PwC have lawyers but also other specialists who collaborate and help find clients a commercially viable solution with a broader business outlook rather than just their legal matter at hand. As a graduate, I find it incredibly rewarding that I develop my commerciality not only through lawyers, but also of through other specialists who have a world of market insight.

What’s the biggest limitation of your job? Do you bear a lot of responsibility? Do you have to work on weekends? Are the stress levels high?

From the very beginning there is a lot of independence and trust in how you manage your day. I soon learnt about how much work I can take on and where to draw the line, while also having opportunities to seek out work I am passionate about and learn to juggle these priorities. It is a struggle sometimes, but ultimately this is a necessary prerequisite for growth which I would rather learn earlier than later.

Naturally, there will sometimes be long hours. The flipside of this is the flexible working arrangements which make this manageable and help you keep work life balance. You’re able to work from home or any other location, take time off during the day if you need that relaxing massage and leave work earlier to attend your sport training that night. It’s all about balance.

A word to the wise...

Which three pieces of advice would you give to a current university student? They don’t necessarily have to be related to your role, or even be career-focused.
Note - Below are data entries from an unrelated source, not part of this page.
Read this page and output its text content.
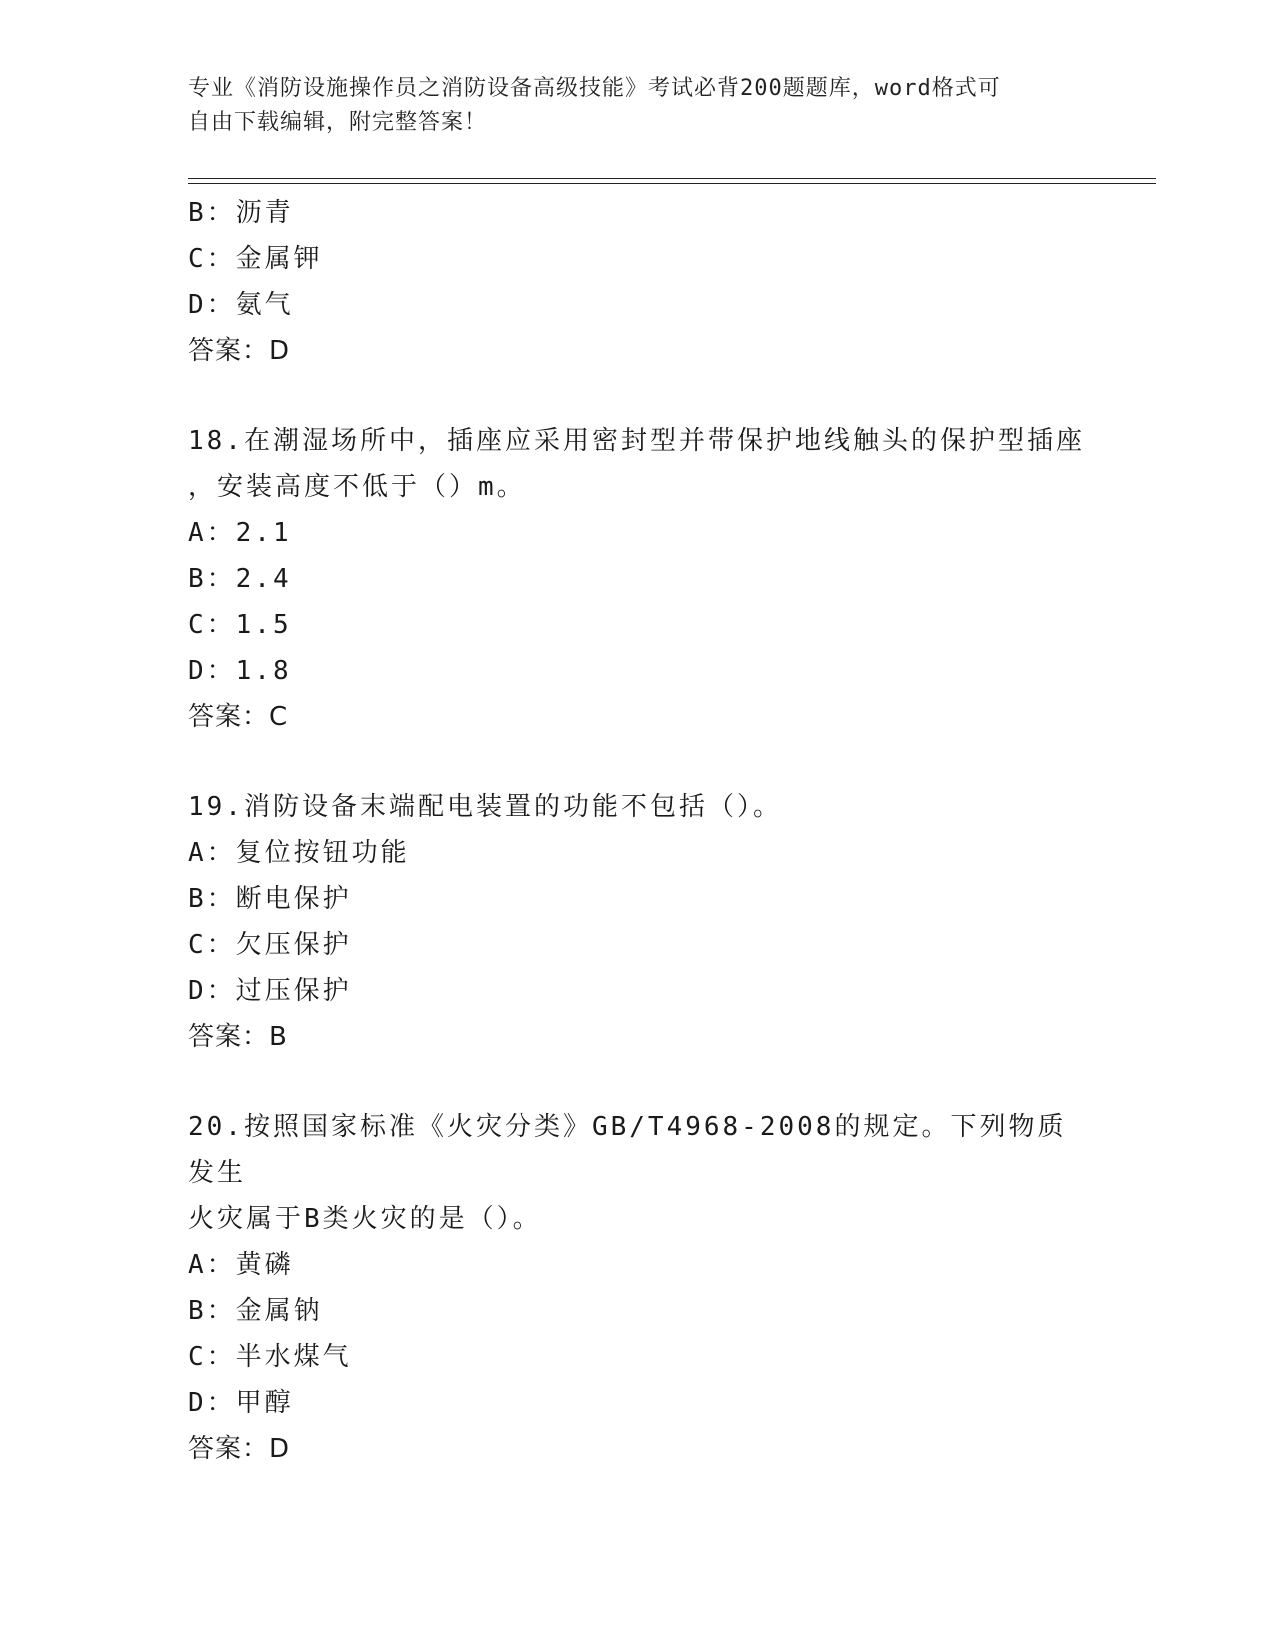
专业《消防设施操作员之消防设备高级技能》考试必背200题题库，word格式可
自由下载编辑，附完整答案！
B：沥青
C：金属钾
D：氨气
答案：D
18.在潮湿场所中，插座应采用密封型并带保护地线触头的保护型插座
，安装高度不低于（）m。
A：2.1
B：2.4
C：1.5
D：1.8
答案：C
19.消防设备末端配电装置的功能不包括（）。
A：复位按钮功能
B：断电保护
C：欠压保护
D：过压保护
答案：B
20.按照国家标准《火灾分类》GB/T4968-2008的规定。下列物质发生
火灾属于B类火灾的是（）。
A：黄磷
B：金属钠
C：半水煤气
D：甲醇
答案：D
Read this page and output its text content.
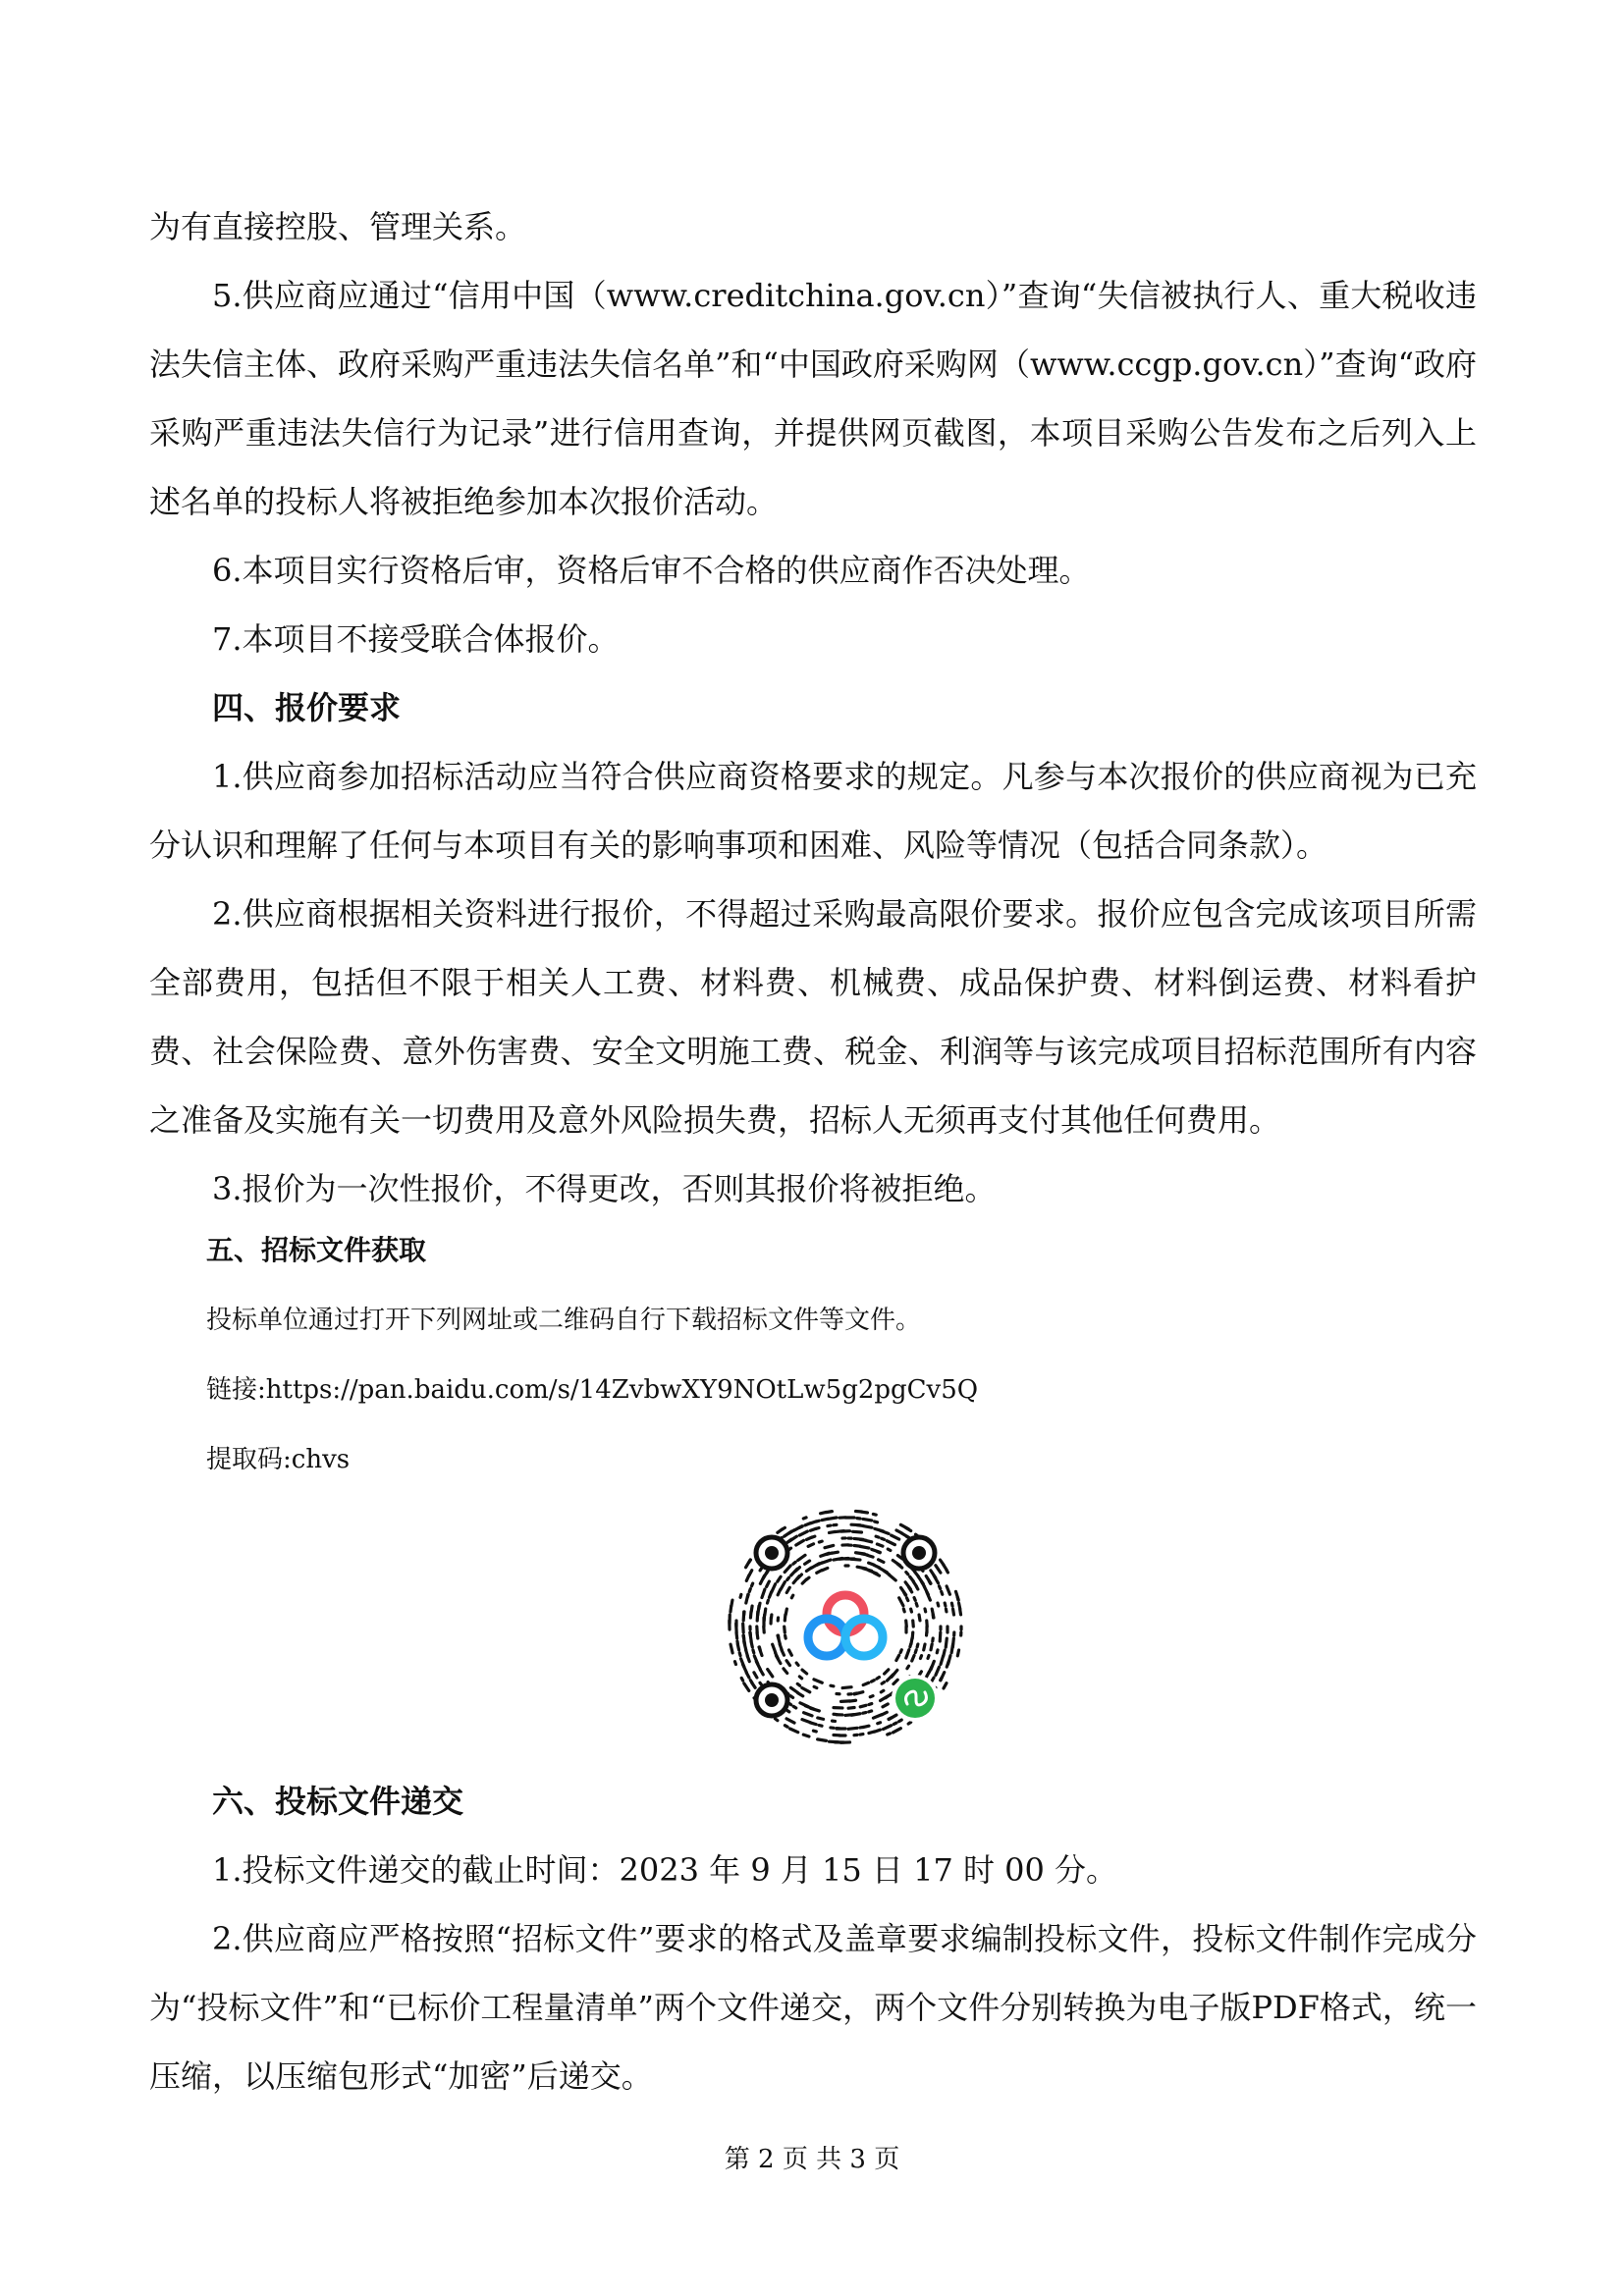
为有直接控股、管理关系。

5.供应商应通过“信用中国（www.creditchina.gov.cn）”查询“失信被执行人、重大税收违法失信主体、政府采购严重违法失信名单”和“中国政府采购网（www.ccgp.gov.cn）”查询“政府采购严重违法失信行为记录”进行信用查询，并提供网页截图，本项目采购公告发布之后列入上述名单的投标人将被拒绝参加本次报价活动。

6.本项目实行资格后审，资格后审不合格的供应商作否决处理。

7.本项目不接受联合体报价。

四、报价要求

1.供应商参加招标活动应当符合供应商资格要求的规定。凡参与本次报价的供应商视为已充分认识和理解了任何与本项目有关的影响事项和困难、风险等情况（包括合同条款）。

2.供应商根据相关资料进行报价，不得超过采购最高限价要求。报价应包含完成该项目所需全部费用，包括但不限于相关人工费、材料费、机械费、成品保护费、材料倒运费、材料看护费、社会保险费、意外伤害费、安全文明施工费、税金、利润等与该完成项目招标范围所有内容之准备及实施有关一切费用及意外风险损失费，招标人无须再支付其他任何费用。

3.报价为一次性报价，不得更改，否则其报价将被拒绝。

五、招标文件获取

投标单位通过打开下列网址或二维码自行下载招标文件等文件。

链接:https://pan.baidu.com/s/14ZvbwXY9NOtLw5g2pgCv5Q

提取码:chvs

六、投标文件递交

1.投标文件递交的截止时间：2023 年 9 月 15 日 17 时 00 分。

2.供应商应严格按照“招标文件”要求的格式及盖章要求编制投标文件，投标文件制作完成分为“投标文件”和“已标价工程量清单”两个文件递交，两个文件分别转换为电子版PDF格式，统一压缩，以压缩包形式“加密”后递交。

第 2 页 共 3 页
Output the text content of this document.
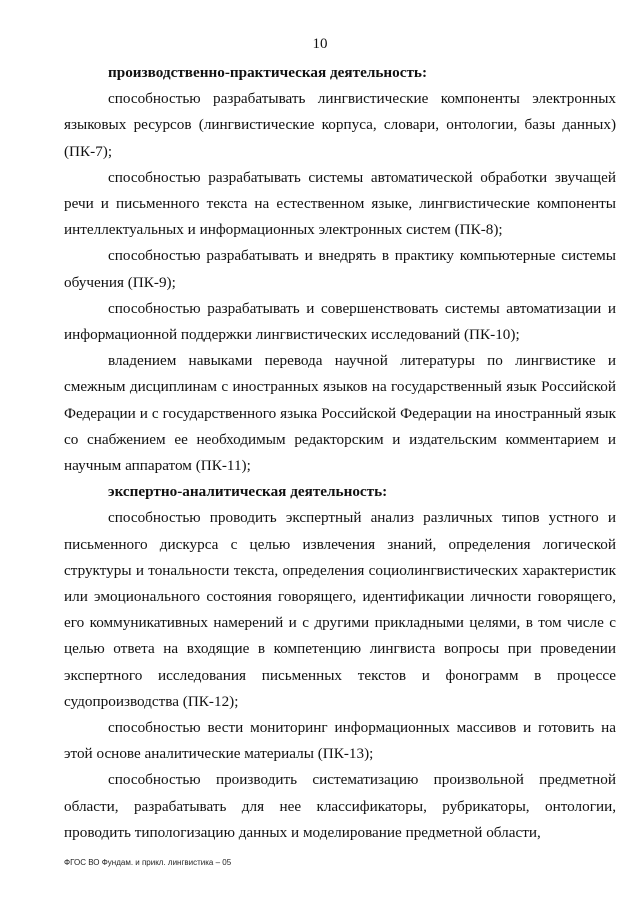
10

производственно-практическая деятельность:

способностью разрабатывать лингвистические компоненты электронных языковых ресурсов (лингвистические корпуса, словари, онтологии, базы данных) (ПК-7);

способностью разрабатывать системы автоматической обработки звучащей речи и письменного текста на естественном языке, лингвистические компоненты интеллектуальных и информационных электронных систем (ПК-8);

способностью разрабатывать и внедрять в практику компьютерные системы обучения (ПК-9);

способностью разрабатывать и совершенствовать системы автоматизации и информационной поддержки лингвистических исследований (ПК-10);

владением навыками перевода научной литературы по лингвистике и смежным дисциплинам с иностранных языков на государственный язык Российской Федерации и с государственного языка Российской Федерации на иностранный язык со снабжением ее необходимым редакторским и издательским комментарием и научным аппаратом (ПК-11);

экспертно-аналитическая деятельность:

способностью проводить экспертный анализ различных типов устного и письменного дискурса с целью извлечения знаний, определения логической структуры и тональности текста, определения социолингвистических характеристик или эмоционального состояния говорящего, идентификации личности говорящего, его коммуникативных намерений и с другими прикладными целями, в том числе с целью ответа на входящие в компетенцию лингвиста вопросы при проведении экспертного исследования письменных текстов и фонограмм в процессе судопроизводства (ПК-12);

способностью вести мониторинг информационных массивов и готовить на этой основе аналитические материалы (ПК-13);

способностью производить систематизацию произвольной предметной области, разрабатывать для нее классификаторы, рубрикаторы, онтологии, проводить типологизацию данных и моделирование предметной области,

ФГОС ВО Фундам. и прикл. лингвистика – 05
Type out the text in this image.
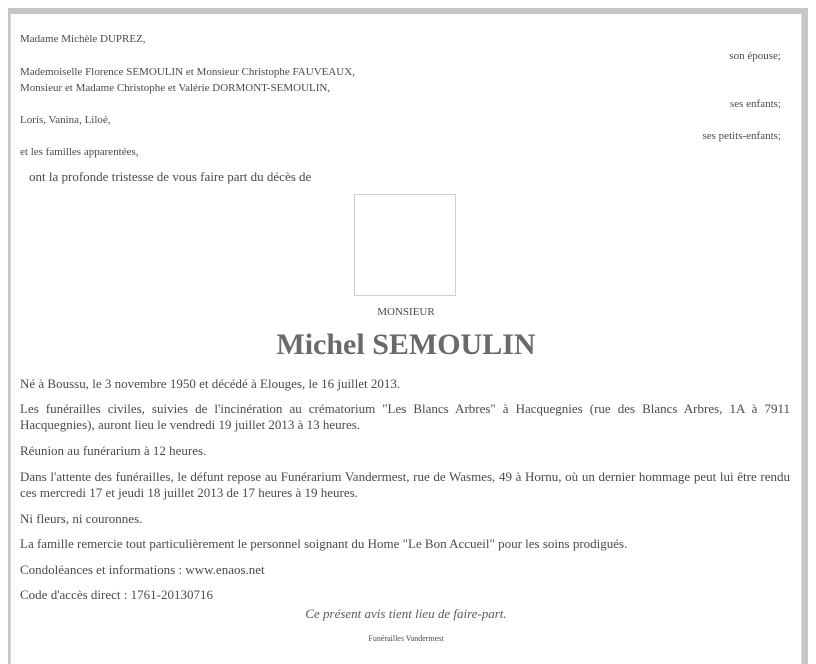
Madame Michèle DUPREZ,
son épouse;
Mademoiselle Florence SEMOULIN et Monsieur Christophe FAUVEAUX,
Monsieur et Madame Christophe et Valérie DORMONT-SEMOULIN,
ses enfants;
Loris, Vanina, Liloé,
ses petits-enfants;
et les familles apparentées,
ont la profonde tristesse de vous faire part du décès de
MONSIEUR
Michel SEMOULIN
Né à Boussu, le 3 novembre 1950 et décédé à Elouges, le 16 juillet 2013.
Les funérailles civiles, suivies de l'incinération au crématorium "Les Blancs Arbres" à Hacquegnies (rue des Blancs Arbres, 1A à 7911 Hacquegnies), auront lieu le vendredi 19 juillet 2013 à 13 heures.
Réunion au funérarium à 12 heures.
Dans l'attente des funérailles, le défunt repose au Funérarium Vandermest, rue de Wasmes, 49 à Hornu, où un dernier hommage peut lui être rendu ces mercredi 17 et jeudi 18 juillet 2013 de 17 heures à 19 heures.
Ni fleurs, ni couronnes.
La famille remercie tout particulièrement le personnel soignant du Home "Le Bon Accueil" pour les soins prodigués.
Condoléances et informations : www.enaos.net
Code d'accès direct : 1761-20130716
Ce présent avis tient lieu de faire-part.
Funérailles Vandermest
  1. Never underestimate your curiosity. You will never know until you’ve done it – so try and do as much as you can! This includes things that you are drawn to and things you don’t think you’ll enjoy as much. There is great benefit in knowing what you do like and what you don’t like.
  2. Don’t be afraid to ask those around you for guidance, support and advice. There is a world of wisdom people have to offer that they have learnt through their own unique experiences.
  3. Most importantly, everything is about perspective! University is a long rollercoaster and there will inevitably be times where you come down, but remember that there is something to gain from every experience.